I have a system that reads in a list of items and sends it to another "module" for processing. Each item is an instruction in my intermediate representation in a compiler - basically a number from 1 to ~300 plus some combination of about 17 available modifiers (flags enumeration). The complexity of the processing system (machine code assembler) is proportional to the number of possible unique inputs (number+flags), where I have to hand-code every single handler. On top of that, I have to write at least 3 independent processing systems (X86, X64, ARM) - the amount of actual processing code I can use for multiple processing systems is minimal.
By inserting "operations" between reading and processing, I can ensure that certain items never appear for processing - I do this by expressing the numbers and/or flags in terms of other numbers. I can code each "transformation operation" in a black box by describing its effects, which saves me a ton of complexity per-operation. The operations are complex and unique for each transformation, but much easier than the processing system is. To show how much time this saves, one of my operations completely removes 6 of the flags by writing their desired effects in terms of about 6 numbers (without flags).
In order to keep things in the black box, I want an ordering algorithm to take all the operations I write, order them to have the greatest impact, and inform me about how successful I was at simplifying the data that will eventually reach the processing system(s). Naturally, I'm targeting the most complex items in the intermediate representation and simplifying them to basic pointer arithmetic where possible, which is the easiest to handle in the assemblers. :)

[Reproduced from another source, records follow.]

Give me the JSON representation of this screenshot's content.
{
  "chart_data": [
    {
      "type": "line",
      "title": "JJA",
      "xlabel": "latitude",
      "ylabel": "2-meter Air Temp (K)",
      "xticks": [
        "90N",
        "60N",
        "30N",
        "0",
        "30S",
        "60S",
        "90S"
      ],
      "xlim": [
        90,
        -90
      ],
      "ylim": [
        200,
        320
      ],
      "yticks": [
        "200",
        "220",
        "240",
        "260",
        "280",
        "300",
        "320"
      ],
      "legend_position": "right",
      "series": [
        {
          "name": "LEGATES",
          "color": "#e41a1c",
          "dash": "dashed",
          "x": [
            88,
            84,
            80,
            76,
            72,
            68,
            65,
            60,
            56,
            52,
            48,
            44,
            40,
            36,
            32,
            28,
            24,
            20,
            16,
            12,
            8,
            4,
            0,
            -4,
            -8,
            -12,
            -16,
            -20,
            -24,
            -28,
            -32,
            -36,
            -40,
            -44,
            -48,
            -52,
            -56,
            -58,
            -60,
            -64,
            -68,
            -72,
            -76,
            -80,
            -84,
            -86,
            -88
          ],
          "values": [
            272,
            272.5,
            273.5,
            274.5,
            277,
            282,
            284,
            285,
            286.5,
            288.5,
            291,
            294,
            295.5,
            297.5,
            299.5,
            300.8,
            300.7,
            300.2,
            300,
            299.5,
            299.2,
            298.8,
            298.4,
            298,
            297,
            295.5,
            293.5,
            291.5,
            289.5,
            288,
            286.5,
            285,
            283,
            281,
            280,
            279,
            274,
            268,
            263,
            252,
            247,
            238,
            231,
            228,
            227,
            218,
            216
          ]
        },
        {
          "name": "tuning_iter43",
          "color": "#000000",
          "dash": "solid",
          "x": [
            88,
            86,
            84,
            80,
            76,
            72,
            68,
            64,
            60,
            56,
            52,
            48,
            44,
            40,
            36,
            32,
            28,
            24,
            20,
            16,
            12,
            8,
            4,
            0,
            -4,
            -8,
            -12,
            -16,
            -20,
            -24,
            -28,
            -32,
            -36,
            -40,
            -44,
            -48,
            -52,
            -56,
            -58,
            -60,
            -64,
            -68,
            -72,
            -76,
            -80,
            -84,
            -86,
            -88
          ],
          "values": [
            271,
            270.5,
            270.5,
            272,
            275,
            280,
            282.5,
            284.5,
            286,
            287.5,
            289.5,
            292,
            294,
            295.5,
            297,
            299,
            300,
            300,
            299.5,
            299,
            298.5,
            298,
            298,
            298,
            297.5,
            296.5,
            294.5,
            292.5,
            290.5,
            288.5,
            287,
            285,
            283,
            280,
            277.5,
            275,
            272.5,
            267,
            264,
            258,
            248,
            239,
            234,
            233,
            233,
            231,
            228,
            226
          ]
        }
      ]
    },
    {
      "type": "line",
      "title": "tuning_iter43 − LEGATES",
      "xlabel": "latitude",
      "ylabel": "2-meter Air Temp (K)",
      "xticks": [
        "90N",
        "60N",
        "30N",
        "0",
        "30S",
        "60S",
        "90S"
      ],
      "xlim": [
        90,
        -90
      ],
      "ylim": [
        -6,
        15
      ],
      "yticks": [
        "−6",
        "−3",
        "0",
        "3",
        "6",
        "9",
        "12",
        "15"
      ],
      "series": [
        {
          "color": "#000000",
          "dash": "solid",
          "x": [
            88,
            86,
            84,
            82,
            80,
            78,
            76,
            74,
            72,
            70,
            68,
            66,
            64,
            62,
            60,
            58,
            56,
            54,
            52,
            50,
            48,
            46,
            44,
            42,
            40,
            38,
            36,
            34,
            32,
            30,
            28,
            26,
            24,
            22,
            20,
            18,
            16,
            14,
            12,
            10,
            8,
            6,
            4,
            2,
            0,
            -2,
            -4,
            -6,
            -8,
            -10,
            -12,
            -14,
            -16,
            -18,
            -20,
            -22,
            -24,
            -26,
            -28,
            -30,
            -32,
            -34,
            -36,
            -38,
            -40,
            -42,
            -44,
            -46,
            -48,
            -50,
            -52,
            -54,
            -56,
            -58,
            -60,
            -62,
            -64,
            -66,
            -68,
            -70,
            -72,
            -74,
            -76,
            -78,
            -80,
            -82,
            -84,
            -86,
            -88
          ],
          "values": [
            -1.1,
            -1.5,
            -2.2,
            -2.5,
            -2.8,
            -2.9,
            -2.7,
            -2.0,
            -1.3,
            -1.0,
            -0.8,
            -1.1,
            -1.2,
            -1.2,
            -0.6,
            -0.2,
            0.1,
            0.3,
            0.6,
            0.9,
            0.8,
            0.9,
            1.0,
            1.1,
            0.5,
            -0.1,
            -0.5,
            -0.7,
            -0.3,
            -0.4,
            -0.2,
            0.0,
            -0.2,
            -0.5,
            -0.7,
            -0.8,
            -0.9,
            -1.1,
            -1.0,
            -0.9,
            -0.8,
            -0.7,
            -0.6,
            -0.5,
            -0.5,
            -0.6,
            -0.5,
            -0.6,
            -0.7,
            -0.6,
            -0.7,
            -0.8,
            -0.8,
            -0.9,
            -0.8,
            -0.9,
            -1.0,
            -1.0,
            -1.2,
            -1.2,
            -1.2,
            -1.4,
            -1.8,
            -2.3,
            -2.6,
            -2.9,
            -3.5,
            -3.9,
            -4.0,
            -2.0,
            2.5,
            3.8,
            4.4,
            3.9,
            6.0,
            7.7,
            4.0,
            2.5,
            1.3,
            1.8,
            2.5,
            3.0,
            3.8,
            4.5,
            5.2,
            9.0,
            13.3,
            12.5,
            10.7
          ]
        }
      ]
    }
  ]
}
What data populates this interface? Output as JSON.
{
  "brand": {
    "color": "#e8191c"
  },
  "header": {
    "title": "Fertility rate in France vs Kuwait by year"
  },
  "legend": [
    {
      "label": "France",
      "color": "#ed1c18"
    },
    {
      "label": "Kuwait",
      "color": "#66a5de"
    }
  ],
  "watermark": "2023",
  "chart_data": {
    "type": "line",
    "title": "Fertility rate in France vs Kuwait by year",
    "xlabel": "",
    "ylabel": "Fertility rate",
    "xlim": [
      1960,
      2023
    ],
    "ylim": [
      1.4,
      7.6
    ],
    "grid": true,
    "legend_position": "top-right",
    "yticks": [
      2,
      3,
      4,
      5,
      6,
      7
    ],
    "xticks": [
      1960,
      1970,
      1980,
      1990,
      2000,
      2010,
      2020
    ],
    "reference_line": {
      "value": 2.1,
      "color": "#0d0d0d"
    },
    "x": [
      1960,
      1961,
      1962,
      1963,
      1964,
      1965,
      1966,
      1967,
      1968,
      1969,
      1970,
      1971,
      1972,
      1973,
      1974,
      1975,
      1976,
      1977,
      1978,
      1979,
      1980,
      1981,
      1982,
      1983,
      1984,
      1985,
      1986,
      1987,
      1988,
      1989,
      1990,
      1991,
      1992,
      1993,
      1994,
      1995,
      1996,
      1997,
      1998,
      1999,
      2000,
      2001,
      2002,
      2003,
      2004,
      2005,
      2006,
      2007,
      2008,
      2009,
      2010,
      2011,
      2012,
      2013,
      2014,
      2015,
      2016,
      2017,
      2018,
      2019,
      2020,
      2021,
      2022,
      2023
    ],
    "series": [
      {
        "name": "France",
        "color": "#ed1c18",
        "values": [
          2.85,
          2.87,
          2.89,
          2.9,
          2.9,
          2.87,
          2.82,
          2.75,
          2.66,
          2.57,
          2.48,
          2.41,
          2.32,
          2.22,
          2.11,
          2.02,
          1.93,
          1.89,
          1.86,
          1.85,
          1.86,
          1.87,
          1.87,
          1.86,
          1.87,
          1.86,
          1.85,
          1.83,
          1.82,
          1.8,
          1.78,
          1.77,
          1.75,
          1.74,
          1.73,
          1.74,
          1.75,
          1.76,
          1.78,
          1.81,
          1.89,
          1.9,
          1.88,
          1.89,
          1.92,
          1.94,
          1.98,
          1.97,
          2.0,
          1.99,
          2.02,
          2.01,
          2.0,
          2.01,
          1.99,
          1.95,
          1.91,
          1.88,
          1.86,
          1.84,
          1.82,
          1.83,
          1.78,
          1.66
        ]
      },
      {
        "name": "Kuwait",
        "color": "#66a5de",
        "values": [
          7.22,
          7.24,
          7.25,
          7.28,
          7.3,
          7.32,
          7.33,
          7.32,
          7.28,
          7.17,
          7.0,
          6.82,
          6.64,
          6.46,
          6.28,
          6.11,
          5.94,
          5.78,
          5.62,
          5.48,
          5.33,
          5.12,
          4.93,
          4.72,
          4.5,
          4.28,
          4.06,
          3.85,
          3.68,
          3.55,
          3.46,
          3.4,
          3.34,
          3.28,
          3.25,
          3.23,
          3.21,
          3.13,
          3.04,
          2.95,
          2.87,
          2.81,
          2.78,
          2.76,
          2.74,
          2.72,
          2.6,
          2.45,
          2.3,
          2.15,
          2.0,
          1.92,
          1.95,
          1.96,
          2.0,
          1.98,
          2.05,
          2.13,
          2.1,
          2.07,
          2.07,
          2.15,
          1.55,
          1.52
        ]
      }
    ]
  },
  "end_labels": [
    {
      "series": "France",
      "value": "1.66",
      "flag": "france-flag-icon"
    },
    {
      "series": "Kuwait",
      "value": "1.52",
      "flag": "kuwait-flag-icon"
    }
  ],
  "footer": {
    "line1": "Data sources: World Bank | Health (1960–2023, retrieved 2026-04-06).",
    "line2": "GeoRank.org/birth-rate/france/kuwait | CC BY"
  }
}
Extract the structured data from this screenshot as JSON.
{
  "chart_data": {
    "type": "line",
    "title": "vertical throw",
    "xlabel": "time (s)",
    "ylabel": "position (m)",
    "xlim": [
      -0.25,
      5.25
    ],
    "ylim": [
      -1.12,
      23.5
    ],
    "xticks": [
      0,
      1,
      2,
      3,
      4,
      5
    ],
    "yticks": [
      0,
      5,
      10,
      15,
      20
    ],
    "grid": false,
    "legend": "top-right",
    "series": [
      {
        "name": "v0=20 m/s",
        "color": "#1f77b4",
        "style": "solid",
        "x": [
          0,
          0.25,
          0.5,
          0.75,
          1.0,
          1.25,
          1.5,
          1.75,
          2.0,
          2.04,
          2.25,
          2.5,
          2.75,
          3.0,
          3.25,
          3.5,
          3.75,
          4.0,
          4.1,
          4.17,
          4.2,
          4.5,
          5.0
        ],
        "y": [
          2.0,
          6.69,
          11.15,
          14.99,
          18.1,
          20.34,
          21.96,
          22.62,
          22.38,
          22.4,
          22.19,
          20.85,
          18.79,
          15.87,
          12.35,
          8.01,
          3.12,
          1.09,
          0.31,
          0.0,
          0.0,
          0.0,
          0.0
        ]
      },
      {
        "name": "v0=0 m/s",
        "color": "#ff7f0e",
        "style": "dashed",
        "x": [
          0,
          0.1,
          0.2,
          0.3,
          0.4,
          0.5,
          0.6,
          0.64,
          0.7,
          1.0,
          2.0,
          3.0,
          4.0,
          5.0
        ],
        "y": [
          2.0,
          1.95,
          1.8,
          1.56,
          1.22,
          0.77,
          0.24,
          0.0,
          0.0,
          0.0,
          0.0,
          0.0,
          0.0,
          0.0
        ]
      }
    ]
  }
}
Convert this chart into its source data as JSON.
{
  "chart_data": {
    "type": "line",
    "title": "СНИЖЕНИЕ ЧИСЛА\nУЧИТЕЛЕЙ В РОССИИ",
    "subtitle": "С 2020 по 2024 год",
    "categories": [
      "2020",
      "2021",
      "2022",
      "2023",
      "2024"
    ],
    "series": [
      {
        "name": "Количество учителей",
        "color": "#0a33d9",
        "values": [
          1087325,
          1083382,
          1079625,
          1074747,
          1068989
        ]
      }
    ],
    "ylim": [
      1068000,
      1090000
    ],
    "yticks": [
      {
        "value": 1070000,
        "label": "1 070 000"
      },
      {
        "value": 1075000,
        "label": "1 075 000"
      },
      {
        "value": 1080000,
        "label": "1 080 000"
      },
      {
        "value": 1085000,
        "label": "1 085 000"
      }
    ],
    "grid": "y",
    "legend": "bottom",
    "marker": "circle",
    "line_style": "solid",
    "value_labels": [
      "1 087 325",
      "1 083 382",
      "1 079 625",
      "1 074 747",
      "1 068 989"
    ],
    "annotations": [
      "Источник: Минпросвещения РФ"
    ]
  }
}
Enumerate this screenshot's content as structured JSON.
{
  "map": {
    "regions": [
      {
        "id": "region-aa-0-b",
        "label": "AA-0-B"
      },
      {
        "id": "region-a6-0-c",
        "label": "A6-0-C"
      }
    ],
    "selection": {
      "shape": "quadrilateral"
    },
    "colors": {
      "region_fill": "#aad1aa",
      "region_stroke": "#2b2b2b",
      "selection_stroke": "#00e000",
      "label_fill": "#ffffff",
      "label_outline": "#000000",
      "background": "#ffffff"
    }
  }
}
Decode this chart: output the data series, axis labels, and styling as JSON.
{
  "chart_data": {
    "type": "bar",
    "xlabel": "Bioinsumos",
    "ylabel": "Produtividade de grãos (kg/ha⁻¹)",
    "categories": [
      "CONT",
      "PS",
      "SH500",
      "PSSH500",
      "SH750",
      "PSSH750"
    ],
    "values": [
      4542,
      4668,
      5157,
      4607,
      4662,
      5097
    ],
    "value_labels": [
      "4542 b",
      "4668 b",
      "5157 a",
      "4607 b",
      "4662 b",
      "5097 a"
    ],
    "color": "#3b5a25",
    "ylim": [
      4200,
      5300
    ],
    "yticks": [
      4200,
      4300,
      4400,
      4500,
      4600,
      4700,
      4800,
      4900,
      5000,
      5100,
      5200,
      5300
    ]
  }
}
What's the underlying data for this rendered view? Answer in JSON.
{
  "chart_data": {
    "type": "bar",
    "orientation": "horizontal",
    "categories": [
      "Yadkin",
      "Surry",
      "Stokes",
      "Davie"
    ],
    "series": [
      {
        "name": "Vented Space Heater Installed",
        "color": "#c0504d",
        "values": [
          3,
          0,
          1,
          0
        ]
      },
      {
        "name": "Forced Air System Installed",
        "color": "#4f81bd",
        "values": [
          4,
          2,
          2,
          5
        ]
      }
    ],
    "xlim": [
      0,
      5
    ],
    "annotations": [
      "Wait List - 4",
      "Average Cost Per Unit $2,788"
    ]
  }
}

With all that said, I'll add another note. The operation effects are described as "attribute effects" over the list of instructions. In general the operations behave well, but some of them only remove numbers that fall after other numbers (like remove all 6's that don't follow a 16). Others remove all instances of a particular number that contains certain flags. I'll be handling these later - AFTER I figure out the basic problem of guaranteed add/remove/prevent listed above.
Added 8/23: In this image, you can see a call
instruction (gray) that had InstructionSemantics.NullCheck
was processed by the RemoveNullReferenceChecks
transform to remove the semantics flag in exchange for adding another call (with no semantics attached to the added call either). Now the assembler doesn't need to understand/handle InstructionSemantics.NullCheck
, because it will never see them. No criticizing the ARM code - it's a placeholder for now.